Interview with Susan Geyer

During this challenging and uncertain time, WorkPartners would like to bring something positive for you to read. We would like to turn the spotlight on individuals making an impact and exemplifying excellence in the field of workers’ compensation. We are excited to interview Susan Geyer, Human Resources Manager at San Diego Job Corps.

WP. Hi Susan! Will you please give us a quick summary of your background.

SG.  I have over 30 years of experience in Human Resources, including 10 years in manufacturing, 10 years in higher education and several years in distribution and corporate banking. I attended college at Cal Poly – SLO and hold Bachelor’s Degrees in Business and Organizational Leadership and a Master’s Degree in Organizational Leadership.

WP. You have managed HR and workers’ compensation claims for different industries in your career. Have you noticed a difference in your approach to prevention? 

SG. In all industries, prevention, communication, and training is pivotal in reducing claims. You need to understand the industry, what the issues are, and help management understand the causes. In my manufacturing job, we saw a lot of carpal tunnel cases due to how the machines or techniques were designed. I had the assemblers work with the engineers on redesigning the machines. The process helped engineers realize form and function, and this helped reduce our claims.

WP. How has the COVID-19 Crisis affected your working environment?

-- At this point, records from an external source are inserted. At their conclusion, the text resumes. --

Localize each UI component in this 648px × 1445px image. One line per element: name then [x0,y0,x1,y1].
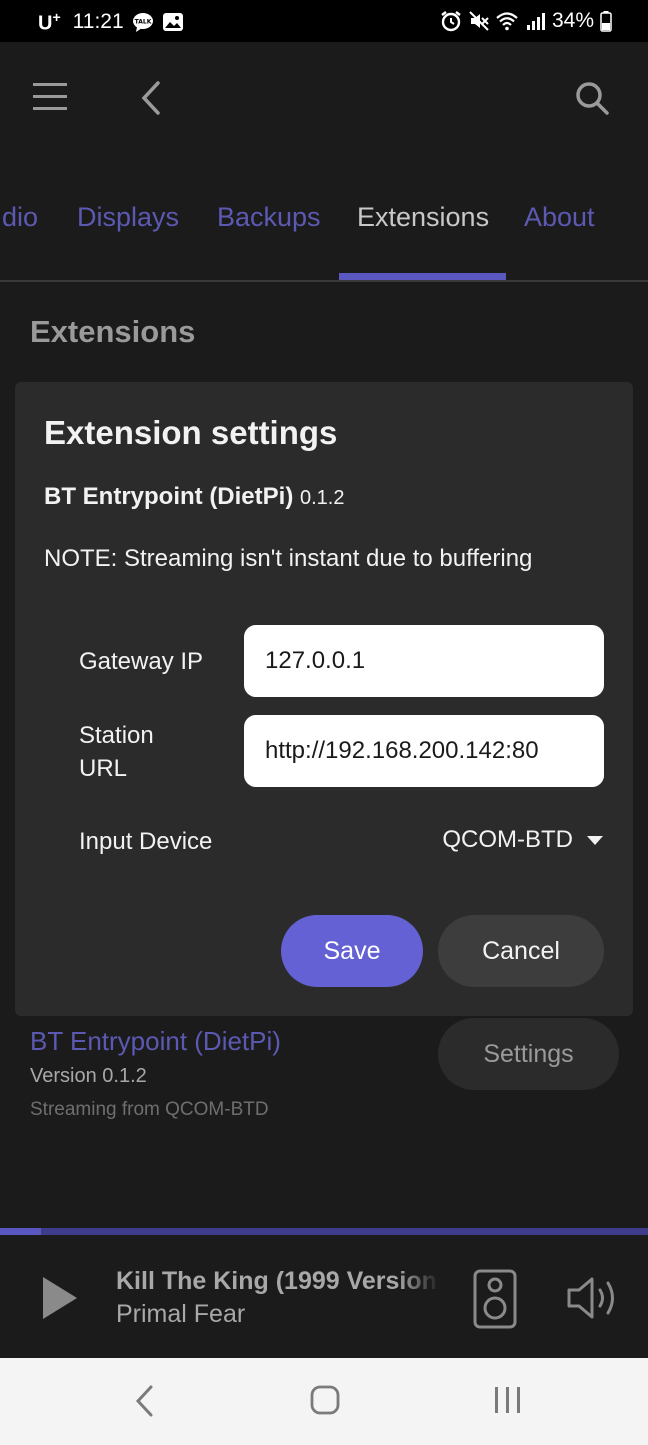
volume-icon[interactable] [566,1275,620,1321]
extension-version: Version 0.1.2 [30,1065,147,1087]
signal-icon [526,13,545,30]
app-bar [0,42,648,154]
system-nav-bar [0,1358,648,1445]
playback-progress-fill [0,1228,41,1235]
talk-icon: TALK [132,13,153,33]
tab-displays[interactable]: Displays [77,202,179,233]
tab-backups[interactable]: Backups [217,202,321,233]
settings-tabs: dio Displays Backups Extensions About [0,170,648,282]
track-title[interactable]: Kill The King (1999 Version) [116,1267,438,1296]
gateway-ip-field[interactable] [244,625,604,697]
battery-icon [600,11,612,32]
text-fade [554,715,604,787]
gateway-ip-label: Gateway IP [79,648,204,675]
nav-home-icon[interactable] [309,1384,341,1416]
cancel-button[interactable]: Cancel [438,915,604,987]
extension-settings-dialog: Extension settings BT Entrypoint (DietPi… [15,382,633,1016]
input-device-select[interactable]: QCOM-BTD [442,826,603,854]
tab-about[interactable]: About [524,202,595,233]
mute-icon [469,11,489,31]
nav-back-icon[interactable] [133,1384,157,1418]
nav-recents-icon[interactable] [493,1385,523,1415]
active-tab-indicator [339,273,506,280]
save-button[interactable]: Save [281,915,423,987]
dialog-title: Extension settings [44,414,338,451]
search-icon[interactable] [574,80,610,116]
wifi-icon [496,12,518,31]
now-playing-bar: Kill The King (1999 Version) Primal Fear [0,1235,648,1358]
dialog-extension-version: 0.1.2 [300,487,345,509]
page-title: Extensions [30,314,196,349]
carrier-label: U+ [38,9,61,35]
svg-text:TALK: TALK [134,19,151,26]
dialog-extension-name: BT Entrypoint (DietPi) 0.1.2 [44,483,345,510]
status-time: 11:21 [72,10,124,34]
dropdown-caret-icon [587,835,603,845]
input-device-label: Input Device [79,828,213,855]
input-device-value: QCOM-BTD [442,826,573,853]
track-title-fade [398,1265,440,1299]
status-bar: U+ 11:21 TALK 34% [0,0,648,42]
alarm-icon [441,11,461,32]
extension-status: Streaming from QCOM-BTD [30,1099,269,1120]
extension-settings-button[interactable]: Settings [438,1018,619,1090]
tab-extensions[interactable]: Extensions [357,202,489,233]
station-url-label: Station URL [79,722,154,782]
chevron-left-icon[interactable] [138,80,164,116]
playback-progress-bar[interactable] [0,1228,648,1235]
tab-audio[interactable]: dio [2,202,38,233]
dialog-note: NOTE: Streaming isn't instant due to buf… [44,545,533,572]
battery-percent: 34% [551,9,594,32]
station-url-field[interactable] [244,715,604,787]
gallery-icon [162,13,183,32]
extension-name[interactable]: BT Entrypoint (DietPi) [30,1026,281,1057]
hamburger-menu-icon[interactable] [32,80,68,114]
speaker-device-icon[interactable] [473,1269,517,1329]
play-icon[interactable] [40,1275,80,1321]
track-artist[interactable]: Primal Fear [116,1300,245,1329]
gateway-ip-input[interactable] [265,647,604,675]
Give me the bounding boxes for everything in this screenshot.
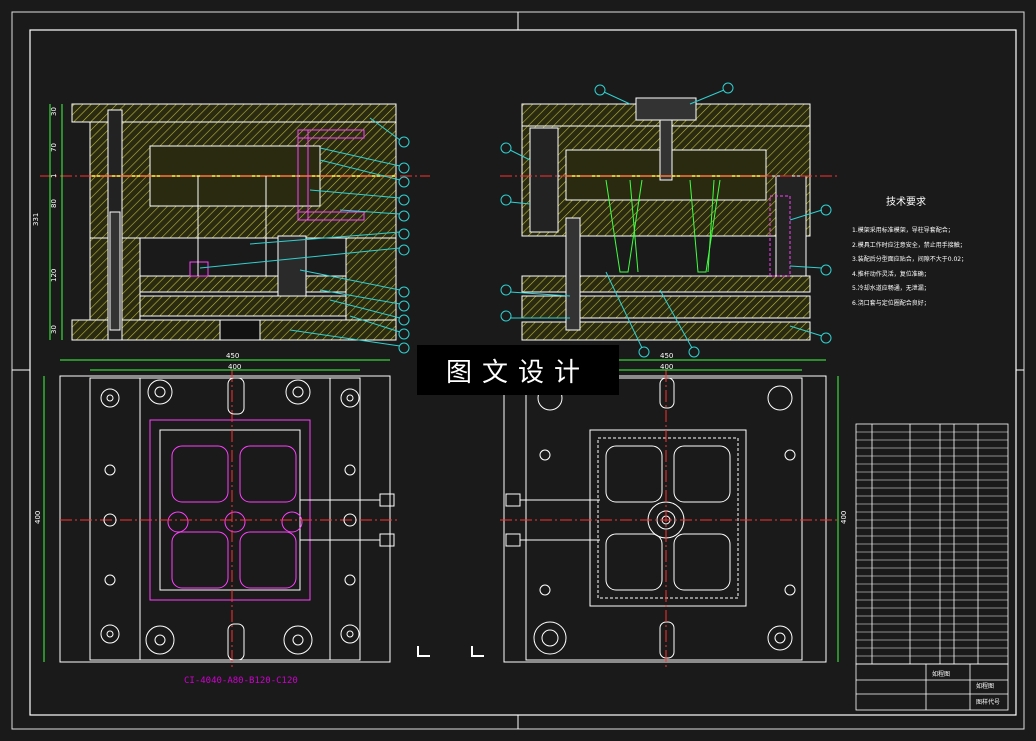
watermark-banner: 图文设计 xyxy=(417,345,619,395)
left-dim-width-inner: 400 xyxy=(228,363,241,371)
tech-line: 3.装配后分型面应贴合，间隙不大于0.02； xyxy=(852,256,968,263)
left-dim-height: 400 xyxy=(34,511,42,524)
dim-v-3: 80 xyxy=(50,199,58,208)
title-name1: 如程图 xyxy=(932,670,950,678)
tech-line: 4.推杆动作灵活，复位准确； xyxy=(852,270,930,278)
dim-v-0: 30 xyxy=(50,107,58,116)
bom-rows xyxy=(856,431,1008,657)
left-dim-width-outer: 450 xyxy=(226,352,239,360)
dim-v-2: 1 xyxy=(50,174,58,178)
tech-line: 1.模架采用标准模架，导柱导套配合； xyxy=(852,227,954,234)
left-plan-view: 450 400 400 CI-4040-A80-B120-C120 xyxy=(34,352,400,686)
corner-marker-left xyxy=(417,646,430,657)
corner-marker-right xyxy=(471,646,484,657)
title-drawing-no: 图样代号 xyxy=(976,698,1000,706)
dim-v-4: 120 xyxy=(50,269,58,282)
tech-line: 6.浇口套与定位圈配合良好； xyxy=(852,299,930,307)
tech-line: 5.冷却水道应畅通，无泄漏； xyxy=(852,285,930,292)
right-dim-width-outer: 450 xyxy=(660,352,673,360)
tech-requirements-list: 1.模架采用标准模架，导柱导套配合； 2.模具工作时应注意安全，禁止用手接触； … xyxy=(852,224,967,311)
mold-base-label: CI-4040-A80-B120-C120 xyxy=(184,676,298,686)
right-section-view xyxy=(500,82,840,358)
right-dim-width-inner: 400 xyxy=(660,363,673,371)
dim-v-1: 70 xyxy=(50,143,58,152)
right-plan-view: 450 400 400 xyxy=(500,352,848,670)
tech-line: 2.模具工作时应注意安全，禁止用手接触； xyxy=(852,241,966,249)
dim-v-5: 30 xyxy=(50,325,58,334)
dim-total-height: 331 xyxy=(32,213,40,226)
tech-requirements-title: 技术要求 xyxy=(886,197,926,208)
title-name2: 如程图 xyxy=(976,682,994,690)
right-dim-height: 400 xyxy=(840,511,848,524)
cad-drawing-viewport: 331 30 70 1 80 120 30 450 400 400 CI-404… xyxy=(0,0,1036,741)
left-section-view: 331 30 70 1 80 120 30 xyxy=(32,103,430,354)
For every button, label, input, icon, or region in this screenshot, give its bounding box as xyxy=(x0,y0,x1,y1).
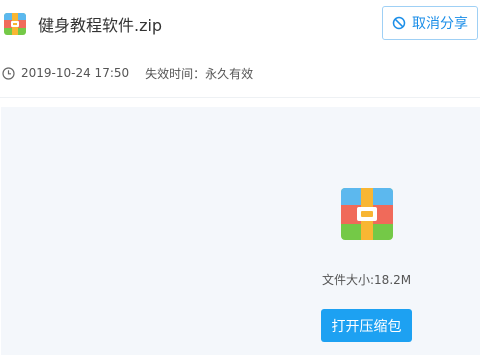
open-archive-button[interactable]: 打开压缩包 xyxy=(321,309,412,342)
clock-icon xyxy=(2,66,15,80)
zip-archive-icon xyxy=(4,13,26,35)
file-size: 文件大小:18.2M xyxy=(322,273,412,287)
share-header: 健身教程软件.zip 取消分享 2019-10-24 17:50 失效时间：永久… xyxy=(0,0,480,97)
cancel-share-button[interactable]: 取消分享 xyxy=(382,6,478,40)
expire-time: 失效时间：永久有效 xyxy=(145,66,254,81)
divider xyxy=(0,97,480,98)
file-name: 健身教程软件.zip xyxy=(38,16,163,35)
created-time: 2019-10-24 17:50 xyxy=(21,66,130,80)
cancel-share-label: 取消分享 xyxy=(412,16,468,32)
block-icon xyxy=(392,16,406,30)
share-meta: 2019-10-24 17:50 失效时间：永久有效 xyxy=(2,64,253,82)
zip-archive-large-icon xyxy=(341,188,393,240)
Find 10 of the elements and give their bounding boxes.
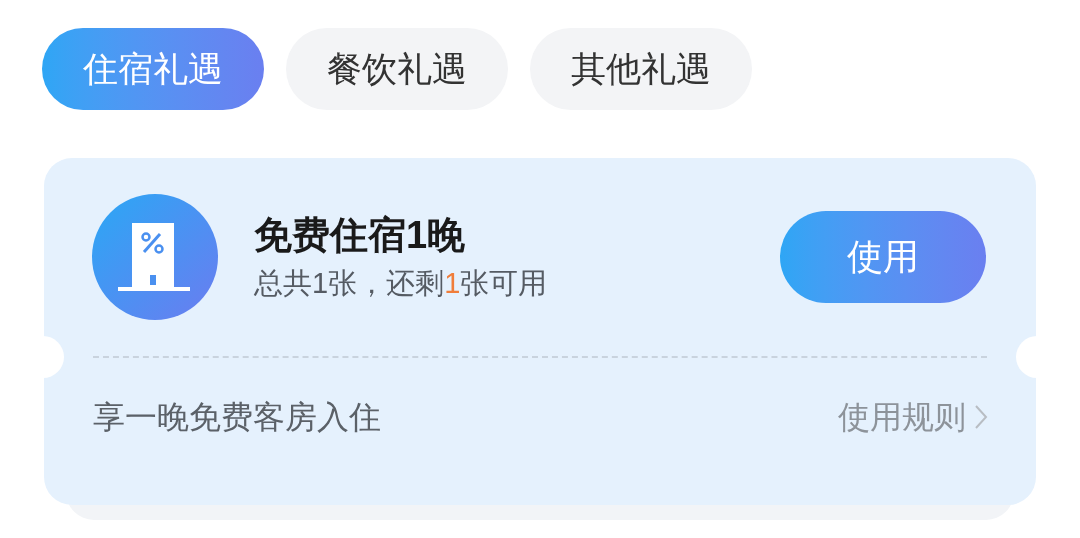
- coupon-title: 免费住宿1晚: [254, 213, 467, 258]
- category-tab[interactable]: 住宿礼遇: [42, 28, 264, 110]
- category-tab[interactable]: 其他礼遇: [530, 28, 752, 110]
- coupon-description: 享一晚免费客房入住: [93, 398, 381, 437]
- use-button[interactable]: 使用: [780, 211, 986, 303]
- rules-link[interactable]: 使用规则: [838, 393, 988, 441]
- hotel-icon: [92, 194, 218, 320]
- category-tab[interactable]: 餐饮礼遇: [286, 28, 508, 110]
- coupon-count: 总共1张，还剩1张可用: [254, 266, 549, 301]
- chevron-right-icon: [974, 404, 988, 430]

SG. COVID-19 has affected our work and personal lives at all levels. My role is to stay educated on the changing legal / HR environment and to work with management on controlling rumors and staying as transparent as possible. Management is coming to work, and we have a small staff. Managers are utilizing Zoom and FaceTime to conduct meetings and keep employees engaged. We are still paying employees to work from home for now. Staying healthy is vital and ensuring the workforce that we care about their well-being is our priority. The workforce looks to HR and leaders for correct information. Employees want to know how they will be protected, how they get paid, and how they keep benefits. Constant communication is necessary; and if the employer is showing they care, then the employee will not react negatively.

WP. What is the most common misconception regarding workers’ comp?

SG.  That the employer does not care.

WP. What is one of the most impactful decisions in controlling costs a company can make and why?  

SG. Prevention, education, empathy, and listening are necessary. Annual trainings inform employees that the company cares. Listening to the employee as to why an injury occurred is also important. Employees are not cookie-cutter in shape or size. For example, we need to inform our purchasing department that chairs and desks need to fit the individual employee.  Petite employees will need different chairs and desks than large/tall employees.

WP. What does the future of workers’ compensation look like in California? 

SG. Ergonomics. Employers need to ask employees what they want in a workstation. Everyone is different. If employees have a say in their workstation, they take ownership of the space and are more engaged in their work.

WP. Thank you for your time, Susan. In closing how do you keep a healthy work-life balance? 

SG.  It is hard in HR, as the day can be easily interrupted due to urgent issues. I arrive very early so I can get projects accomplished when it is quiet before everyone gets in. I never work past 5 pm so I can get home to walk an hour to get in my 10,000+ steps.